Accrochez-vous bien, la coupe du monde pourrait changer de visage en 2025 ! Après deux ans d’observation et de petits changements, l’organisateur, promoteur et diffuseur du circuit Warner Bros. Discovery semble avoir décidé de pousser les choses un cran plus loin avec une refonte complète de certains aspects… voire de certaines disciplines. Un document de travail a fuité et nous avons pu le consulter, on vous explique tout :

Les changements généraux

Le document de Warner Bros. Discovery que nous avons pu consulter évoque l’idée d’une réforme pour les coupes du monde de VTT à partir de 2025. Ce n’est pas un support de communication officiel et à ce titre, tout ce qu’on vous présente ici est à prendre avec un certain niveau de recul.

Cependant, au vu du fonctionnement de la société ces dernières années et du niveau de détail qu’on trouve dans le document, on peut supposer que bon nombre de choses pourraient voir le jour officiellement. Cette « réforme » concerne de nombreux aspects du fonctionnement des coupes du monde de VTT, qu’on peut classer en trois catégories : ce qui concerne l’organisation d’ordre général, des changements spécifiques à chaque discipline et enfin une refonte complète du statut des équipes.

Dans les premiers, on remarque d’abord un changement presque anecdotique mais qui dit beaucoup de l’attention portée aux détails par la société américaine, et de sa volonté de réformer en profondeur notre sport : la suppression des podiums à 5 pour revenir à 3 pilotes, comme cela se fait dans le reste du monde sportif.

Certainement par souci de cohérence ? On trouve cependant dommage de supprimer ce détail original, qu’on doit à la 5e place de Cadel Evans à seulement 17 ans lors de la coupe du monde de Cairns en 1994 (lire The cycling legends and the five-person podium, en anglais) et qui fait tout simplement partie de l’histoire du VTT.

Egalement dans le domaine de la communication, le document propose aux pilotes qui ont gagné au moins une épreuve de coupe du monde de choisir un numéro fixe (et même une couleur associée) pour toute la durée de leur carrière en VTT. Le n°1 resterait toutefois réservé à l’athlète en tête du classement général, et porté « par-dessus » le numéro fixe si il ou elle a déjà remporté une coupe du monde.

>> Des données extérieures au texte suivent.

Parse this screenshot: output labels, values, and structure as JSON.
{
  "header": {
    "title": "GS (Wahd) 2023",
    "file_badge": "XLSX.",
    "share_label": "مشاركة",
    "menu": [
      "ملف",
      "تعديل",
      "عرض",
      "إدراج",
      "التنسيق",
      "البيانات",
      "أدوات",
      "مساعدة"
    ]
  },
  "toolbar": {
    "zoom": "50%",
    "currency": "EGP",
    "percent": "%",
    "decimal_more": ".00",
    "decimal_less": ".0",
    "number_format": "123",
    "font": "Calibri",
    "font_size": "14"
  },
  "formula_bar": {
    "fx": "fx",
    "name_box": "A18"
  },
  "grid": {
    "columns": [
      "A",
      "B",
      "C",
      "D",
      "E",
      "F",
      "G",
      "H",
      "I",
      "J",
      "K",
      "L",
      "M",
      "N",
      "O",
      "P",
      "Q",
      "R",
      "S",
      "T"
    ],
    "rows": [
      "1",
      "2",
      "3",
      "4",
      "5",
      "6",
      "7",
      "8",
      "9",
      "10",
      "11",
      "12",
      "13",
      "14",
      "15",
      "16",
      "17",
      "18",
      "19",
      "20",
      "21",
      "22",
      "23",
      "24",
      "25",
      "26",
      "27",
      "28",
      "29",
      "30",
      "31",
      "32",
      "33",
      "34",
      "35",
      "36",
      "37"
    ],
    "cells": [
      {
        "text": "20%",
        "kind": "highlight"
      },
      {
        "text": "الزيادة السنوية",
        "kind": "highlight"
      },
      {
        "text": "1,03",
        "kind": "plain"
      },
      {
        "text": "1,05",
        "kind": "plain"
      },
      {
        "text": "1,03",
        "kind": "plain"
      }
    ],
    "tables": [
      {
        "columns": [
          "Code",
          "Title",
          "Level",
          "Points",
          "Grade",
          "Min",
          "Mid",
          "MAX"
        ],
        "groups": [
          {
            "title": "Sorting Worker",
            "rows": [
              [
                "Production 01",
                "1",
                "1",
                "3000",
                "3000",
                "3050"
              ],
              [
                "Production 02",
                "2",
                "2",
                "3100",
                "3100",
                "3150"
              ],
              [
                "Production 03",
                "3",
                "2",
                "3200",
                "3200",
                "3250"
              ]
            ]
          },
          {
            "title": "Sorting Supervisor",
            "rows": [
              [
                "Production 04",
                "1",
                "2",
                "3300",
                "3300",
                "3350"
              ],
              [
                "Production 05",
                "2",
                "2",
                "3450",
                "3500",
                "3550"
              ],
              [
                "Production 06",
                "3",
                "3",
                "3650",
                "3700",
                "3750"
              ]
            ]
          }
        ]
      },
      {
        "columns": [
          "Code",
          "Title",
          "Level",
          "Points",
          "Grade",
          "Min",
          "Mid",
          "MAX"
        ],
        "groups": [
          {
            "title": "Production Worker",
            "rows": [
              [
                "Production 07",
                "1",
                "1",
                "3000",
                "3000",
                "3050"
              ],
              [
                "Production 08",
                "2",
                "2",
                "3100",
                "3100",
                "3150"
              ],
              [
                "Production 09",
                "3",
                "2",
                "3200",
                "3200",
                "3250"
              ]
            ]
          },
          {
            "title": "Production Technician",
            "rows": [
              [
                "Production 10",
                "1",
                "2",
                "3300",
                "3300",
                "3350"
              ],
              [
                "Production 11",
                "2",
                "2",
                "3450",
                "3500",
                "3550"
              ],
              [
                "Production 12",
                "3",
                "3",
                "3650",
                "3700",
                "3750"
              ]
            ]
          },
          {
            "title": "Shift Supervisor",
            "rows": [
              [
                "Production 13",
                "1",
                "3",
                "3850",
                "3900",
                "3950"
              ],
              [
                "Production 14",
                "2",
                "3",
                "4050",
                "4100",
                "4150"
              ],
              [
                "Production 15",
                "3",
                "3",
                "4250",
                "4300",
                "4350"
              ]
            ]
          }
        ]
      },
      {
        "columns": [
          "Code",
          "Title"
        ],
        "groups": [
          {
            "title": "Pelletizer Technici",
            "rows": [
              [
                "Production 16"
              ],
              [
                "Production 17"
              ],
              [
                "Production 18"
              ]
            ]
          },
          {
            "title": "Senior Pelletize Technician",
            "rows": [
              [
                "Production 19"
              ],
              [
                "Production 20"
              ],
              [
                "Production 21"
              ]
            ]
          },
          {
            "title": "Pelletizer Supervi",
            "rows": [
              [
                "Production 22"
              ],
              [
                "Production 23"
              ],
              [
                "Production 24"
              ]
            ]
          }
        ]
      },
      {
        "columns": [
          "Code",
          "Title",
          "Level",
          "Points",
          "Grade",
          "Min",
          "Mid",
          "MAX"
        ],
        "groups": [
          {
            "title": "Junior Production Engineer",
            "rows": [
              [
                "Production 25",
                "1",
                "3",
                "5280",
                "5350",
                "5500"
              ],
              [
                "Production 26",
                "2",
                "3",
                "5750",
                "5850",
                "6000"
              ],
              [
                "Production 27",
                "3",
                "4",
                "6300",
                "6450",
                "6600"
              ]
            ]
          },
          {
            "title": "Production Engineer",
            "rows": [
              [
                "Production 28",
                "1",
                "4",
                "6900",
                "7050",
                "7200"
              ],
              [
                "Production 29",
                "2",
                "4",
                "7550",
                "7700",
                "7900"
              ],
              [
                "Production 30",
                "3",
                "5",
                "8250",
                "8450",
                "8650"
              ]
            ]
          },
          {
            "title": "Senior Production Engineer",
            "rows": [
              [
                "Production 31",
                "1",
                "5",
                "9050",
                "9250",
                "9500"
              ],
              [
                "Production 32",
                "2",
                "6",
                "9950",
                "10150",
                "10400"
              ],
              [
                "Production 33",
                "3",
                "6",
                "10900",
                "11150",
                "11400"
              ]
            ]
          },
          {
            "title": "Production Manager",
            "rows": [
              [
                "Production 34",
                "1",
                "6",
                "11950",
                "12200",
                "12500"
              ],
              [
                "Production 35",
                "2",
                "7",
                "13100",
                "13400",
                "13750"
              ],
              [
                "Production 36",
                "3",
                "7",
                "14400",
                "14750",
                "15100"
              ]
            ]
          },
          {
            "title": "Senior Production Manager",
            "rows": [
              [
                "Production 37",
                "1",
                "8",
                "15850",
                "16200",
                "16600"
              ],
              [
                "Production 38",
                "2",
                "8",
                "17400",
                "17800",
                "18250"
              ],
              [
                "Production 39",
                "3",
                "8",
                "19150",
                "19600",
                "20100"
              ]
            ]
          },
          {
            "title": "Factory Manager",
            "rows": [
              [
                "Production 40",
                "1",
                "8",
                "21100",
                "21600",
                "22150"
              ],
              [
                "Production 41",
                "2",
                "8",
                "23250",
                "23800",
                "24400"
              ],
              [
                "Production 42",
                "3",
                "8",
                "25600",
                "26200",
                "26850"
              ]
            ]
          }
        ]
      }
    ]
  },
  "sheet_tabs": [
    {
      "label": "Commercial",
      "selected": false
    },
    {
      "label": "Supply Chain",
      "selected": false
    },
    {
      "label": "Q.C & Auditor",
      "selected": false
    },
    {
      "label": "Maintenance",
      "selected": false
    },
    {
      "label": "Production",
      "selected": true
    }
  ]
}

Plus important, les règles de participation seraient complètement revues. A l’échelon individuel (hors équipes autorisées ou quota des fédérations nationales), l’engagement sur base du nombre de point UCI (60 points minimum en XCO Elites, 40 points minimum en DH Elites…) disparaîtrait au profit d’une sélection basée sur la position au classement :

  • En XC, la coupe du monde ne serait plus ouverte qu’aux pilotes dans le top 100 UCI chez les Elites, et dans le top 200 UCI en U23. Les champions nationaux, continentaux, olympiques et du monde bénéficieraient néanmoins d’une dérogation à cette règle.
  • En DH, seul le top 50 UCI pourrait s’inscrire chez les Elites et le top 100 UCI chez les Juniors, avec la même exception pour les titres nationaux, continentaux et du monde.

Cette règle pourrait réduire considérablement le nombre d’athlètes engagés, notamment en descente : aux Gets, on comptait par exemple 173 pilotes au départ des qualifications en DH Elites hommes. Une volonté d’élitisme assumée par Warner Bros. Discovery, qui propose heureusement une solution afin de construire une forme de « route » vers la coupe du monde.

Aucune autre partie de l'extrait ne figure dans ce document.